MIAMI (AP) — Elon Musk fought court cases on opposite coasts this week that could either speed his plan to put self-driving Teslas on the nation’s roads or throw up a major roadblock.
In Miami, a Tesla driver who has admitted he was wrong to reach for a dropped cellphone moments before a deadly accident, spoke of the danger of putting too much faith in Musk’s technology, in this case his Autopilot program.
“I trusted the technology too much,” said George McGee, who ran off the road and killed a woman who was stargazing with her boyfriend. “I believed that if the car saw something in front of it, it would provide a warning and apply the brakes.”
Regulators arguing an Oakland, Calif., case tried to pin exaggerated talk about the same Tesla technology at the center of a request to suspend the carmaker from being able to sell vehicles in the state.

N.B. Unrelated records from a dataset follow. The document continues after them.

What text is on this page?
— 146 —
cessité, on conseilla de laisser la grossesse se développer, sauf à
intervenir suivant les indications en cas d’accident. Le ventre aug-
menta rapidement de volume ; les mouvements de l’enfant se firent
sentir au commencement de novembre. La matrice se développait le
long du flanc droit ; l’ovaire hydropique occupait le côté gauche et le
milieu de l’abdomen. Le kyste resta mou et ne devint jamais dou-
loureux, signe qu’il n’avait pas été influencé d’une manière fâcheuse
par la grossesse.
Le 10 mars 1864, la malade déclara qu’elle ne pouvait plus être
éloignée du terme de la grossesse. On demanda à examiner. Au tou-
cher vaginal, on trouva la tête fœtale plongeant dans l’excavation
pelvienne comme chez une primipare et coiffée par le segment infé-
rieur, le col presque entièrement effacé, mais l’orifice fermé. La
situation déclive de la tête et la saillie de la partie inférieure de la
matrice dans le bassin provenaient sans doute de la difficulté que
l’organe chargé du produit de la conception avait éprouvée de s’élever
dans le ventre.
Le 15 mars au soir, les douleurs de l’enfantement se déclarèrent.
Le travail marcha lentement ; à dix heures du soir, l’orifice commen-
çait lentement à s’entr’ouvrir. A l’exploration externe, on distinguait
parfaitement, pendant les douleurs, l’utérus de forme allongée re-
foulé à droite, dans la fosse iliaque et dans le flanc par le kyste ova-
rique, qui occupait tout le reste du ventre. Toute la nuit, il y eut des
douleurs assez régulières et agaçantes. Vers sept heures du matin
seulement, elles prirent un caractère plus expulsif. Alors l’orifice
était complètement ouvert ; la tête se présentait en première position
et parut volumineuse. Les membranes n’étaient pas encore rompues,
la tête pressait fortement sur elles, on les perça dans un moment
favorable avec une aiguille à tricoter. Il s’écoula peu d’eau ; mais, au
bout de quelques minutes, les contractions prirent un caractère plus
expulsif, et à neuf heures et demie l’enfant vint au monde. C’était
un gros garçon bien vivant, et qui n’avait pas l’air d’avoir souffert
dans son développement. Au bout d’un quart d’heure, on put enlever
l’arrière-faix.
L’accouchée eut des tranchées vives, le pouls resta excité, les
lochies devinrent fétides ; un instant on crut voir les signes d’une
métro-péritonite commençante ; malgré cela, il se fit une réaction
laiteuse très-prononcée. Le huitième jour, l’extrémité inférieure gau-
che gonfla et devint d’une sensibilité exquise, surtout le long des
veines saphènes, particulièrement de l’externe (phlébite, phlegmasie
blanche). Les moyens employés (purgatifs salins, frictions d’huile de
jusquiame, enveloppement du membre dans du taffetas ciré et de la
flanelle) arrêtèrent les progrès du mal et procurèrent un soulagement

Some of Musk’s statements have landed him in trouble with investors, regulators and courts before. Sales of his electric cars, meanwhile, have plunged and a hit to his safety reputation could threaten his next big project: rolling out driverless robotaxis — hundreds of thousands of them — in several cities by the end of next year.
That Tesla has allowed the Miami case to proceed to trial is surprising. It has settled at least four deadly accidents involving Autopilot, including payments last week to a Florida family of a Tesla driver. That said, Tesla was victorious in two other jury cases, both in California, that also sought to lay blame on its technology for crashes.
Lawyers for the plaintiffs in the Miami case argue that Tesla’s driver-assistance feature, called Autopilot,
should have warned the driver and braked when his Model S sedan blew through flashing lights, a stop sign and a T-intersection at 62 mph in an April 2019 crash. Tesla said that drivers are warned not to rely on Autopilot, or its more advanced Full Self-Driving system. It says the fault entirely lies with the “distracted driver” just like so many other “accidents since cellphones were invented.”
In the California case, the state’s Department of Motor Vehicles is arguing before an administrative judge that Tesla has misled drivers by exaggerating the capabilities of its Autopilot and Full Self-Driving features. A court filing claims those feature names are misleading because they offer partial self-driving.
Musk has been warned by federal regulators to stop making public comments suggesting Full Self-Driving allows his cars to drive themselves because it could lead to overreliance on the system, resulting in possible crashes and deaths.
In 2023, the company had to recall 2.3 million vehicles for problems with the technology and is now under investigation for saying it fixed the issue though it’s unclear it has, according to regulatory documents.